Aviation: Picoler avant de piloter? La loi ne fixe aucune limite
Actualisé

AviationPicoler avant de piloter? La loi ne fixe aucune limite

Si les conducteurs, et bientôt les marins, n'ont pas le droit de dépasser le 0,5‰, la législation ne dit rien pour les aviateurs amateurs.

par
Christian Humbert

C'est une curiosité: il n'existe pas de taux limite d'alcool pour qui prend les commandes d'un coucou privé! Porte-parole de l'Office fédéral de l'aviation civile (OFAC), Urs Holdegger confirme. Il précise toutefois que la réglementation impose au pilote d'être apte à commander son appareil. Sous-entendu: il ne peut être sous l'emprise d'alcool. Une licence peut être refusée à un candidat porté sur la bouteille et peut aussi lui être retirée s'il a manifestement un problème de boisson, détecté lors des contrôles médicaux auxquels les pilotes doivent se soumettre régulièrement.

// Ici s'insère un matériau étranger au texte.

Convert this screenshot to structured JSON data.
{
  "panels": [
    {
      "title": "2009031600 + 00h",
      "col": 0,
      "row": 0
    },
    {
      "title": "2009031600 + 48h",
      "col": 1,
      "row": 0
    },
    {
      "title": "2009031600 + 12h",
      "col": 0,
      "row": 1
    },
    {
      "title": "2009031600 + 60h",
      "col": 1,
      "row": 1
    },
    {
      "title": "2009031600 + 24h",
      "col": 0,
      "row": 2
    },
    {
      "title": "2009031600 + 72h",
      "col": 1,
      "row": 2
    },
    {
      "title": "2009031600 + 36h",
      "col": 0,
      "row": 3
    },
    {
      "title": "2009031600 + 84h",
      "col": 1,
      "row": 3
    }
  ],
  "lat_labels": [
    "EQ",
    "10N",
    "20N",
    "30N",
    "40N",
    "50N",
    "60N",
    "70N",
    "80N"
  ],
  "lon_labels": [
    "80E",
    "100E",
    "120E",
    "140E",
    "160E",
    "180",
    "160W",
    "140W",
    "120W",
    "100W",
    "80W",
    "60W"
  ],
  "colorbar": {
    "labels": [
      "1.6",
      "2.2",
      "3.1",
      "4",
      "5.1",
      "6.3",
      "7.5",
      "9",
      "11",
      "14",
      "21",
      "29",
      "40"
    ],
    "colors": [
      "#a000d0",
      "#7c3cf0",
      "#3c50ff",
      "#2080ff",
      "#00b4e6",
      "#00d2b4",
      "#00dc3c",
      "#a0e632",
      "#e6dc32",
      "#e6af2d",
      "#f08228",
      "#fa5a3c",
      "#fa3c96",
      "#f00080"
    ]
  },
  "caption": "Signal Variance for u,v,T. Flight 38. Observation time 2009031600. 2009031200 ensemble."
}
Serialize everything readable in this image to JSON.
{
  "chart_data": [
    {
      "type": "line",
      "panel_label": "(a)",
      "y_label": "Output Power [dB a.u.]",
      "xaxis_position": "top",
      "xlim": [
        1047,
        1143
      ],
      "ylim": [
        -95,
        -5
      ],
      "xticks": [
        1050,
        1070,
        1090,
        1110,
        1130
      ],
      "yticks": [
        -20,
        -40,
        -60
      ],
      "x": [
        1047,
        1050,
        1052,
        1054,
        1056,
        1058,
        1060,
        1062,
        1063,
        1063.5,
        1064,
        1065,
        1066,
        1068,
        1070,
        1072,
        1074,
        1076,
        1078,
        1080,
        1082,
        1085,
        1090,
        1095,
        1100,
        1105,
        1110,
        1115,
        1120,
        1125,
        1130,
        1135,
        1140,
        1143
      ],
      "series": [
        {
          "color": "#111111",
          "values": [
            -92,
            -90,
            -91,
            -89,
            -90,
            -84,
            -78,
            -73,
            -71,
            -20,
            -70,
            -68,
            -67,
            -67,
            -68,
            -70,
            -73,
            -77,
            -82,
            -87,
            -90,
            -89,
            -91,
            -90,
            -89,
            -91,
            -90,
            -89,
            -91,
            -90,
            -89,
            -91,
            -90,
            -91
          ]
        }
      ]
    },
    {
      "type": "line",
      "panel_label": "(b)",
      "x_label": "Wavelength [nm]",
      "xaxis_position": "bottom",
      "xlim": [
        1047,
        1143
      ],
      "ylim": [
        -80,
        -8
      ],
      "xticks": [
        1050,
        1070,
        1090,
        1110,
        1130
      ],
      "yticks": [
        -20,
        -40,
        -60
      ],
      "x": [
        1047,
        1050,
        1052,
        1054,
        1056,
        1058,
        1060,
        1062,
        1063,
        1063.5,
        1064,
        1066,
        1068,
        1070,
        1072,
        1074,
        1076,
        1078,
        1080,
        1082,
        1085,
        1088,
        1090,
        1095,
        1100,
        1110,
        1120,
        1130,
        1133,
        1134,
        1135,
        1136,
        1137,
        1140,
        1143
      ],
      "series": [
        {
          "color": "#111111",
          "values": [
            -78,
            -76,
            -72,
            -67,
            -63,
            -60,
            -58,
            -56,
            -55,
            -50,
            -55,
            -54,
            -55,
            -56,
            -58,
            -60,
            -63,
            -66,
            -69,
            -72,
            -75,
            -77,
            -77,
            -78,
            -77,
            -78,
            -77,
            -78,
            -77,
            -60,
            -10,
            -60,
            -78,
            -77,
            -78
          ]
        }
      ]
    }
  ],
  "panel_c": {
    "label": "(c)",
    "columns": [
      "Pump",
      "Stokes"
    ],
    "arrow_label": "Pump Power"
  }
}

Pour les pros, les règles sont strictes: ils ont l'interdiction de boire un verre 24 heures, voire 48 heures avant un vol, rassure l'OFAC.

Pierre-Alain Vermot, président de l'aérodrome de Bex, ajoute que les assurances sont claires en ce qui concerne l'alcool, lors de la signature d'un contrat couvrant un aéronef: c'est 0‰ en vol. Et si aucun article de loi ne fixe de limite à l'alcoolémie, la loi sur l'aviation civile est claire lorsqu'un pilote est visiblement éméché sur un aéroport. «Les membres de l'équipage de conduite seront soumis à un examen approprié lorsque des indices permettent de conclure qu'ils sont pris de boisson.» Dans ces cas-là, une prise de sang peut être imposée. Les responsables de la piste peuvent même faire appel à la police.

Mais le taux d'alcool peut jouer des tours même aux plus sobres. Il est déjà arrivé que les effets de l'altitude mélangés à la fermentation de jus de fruits portent l'alcoolémie à 0,2‰.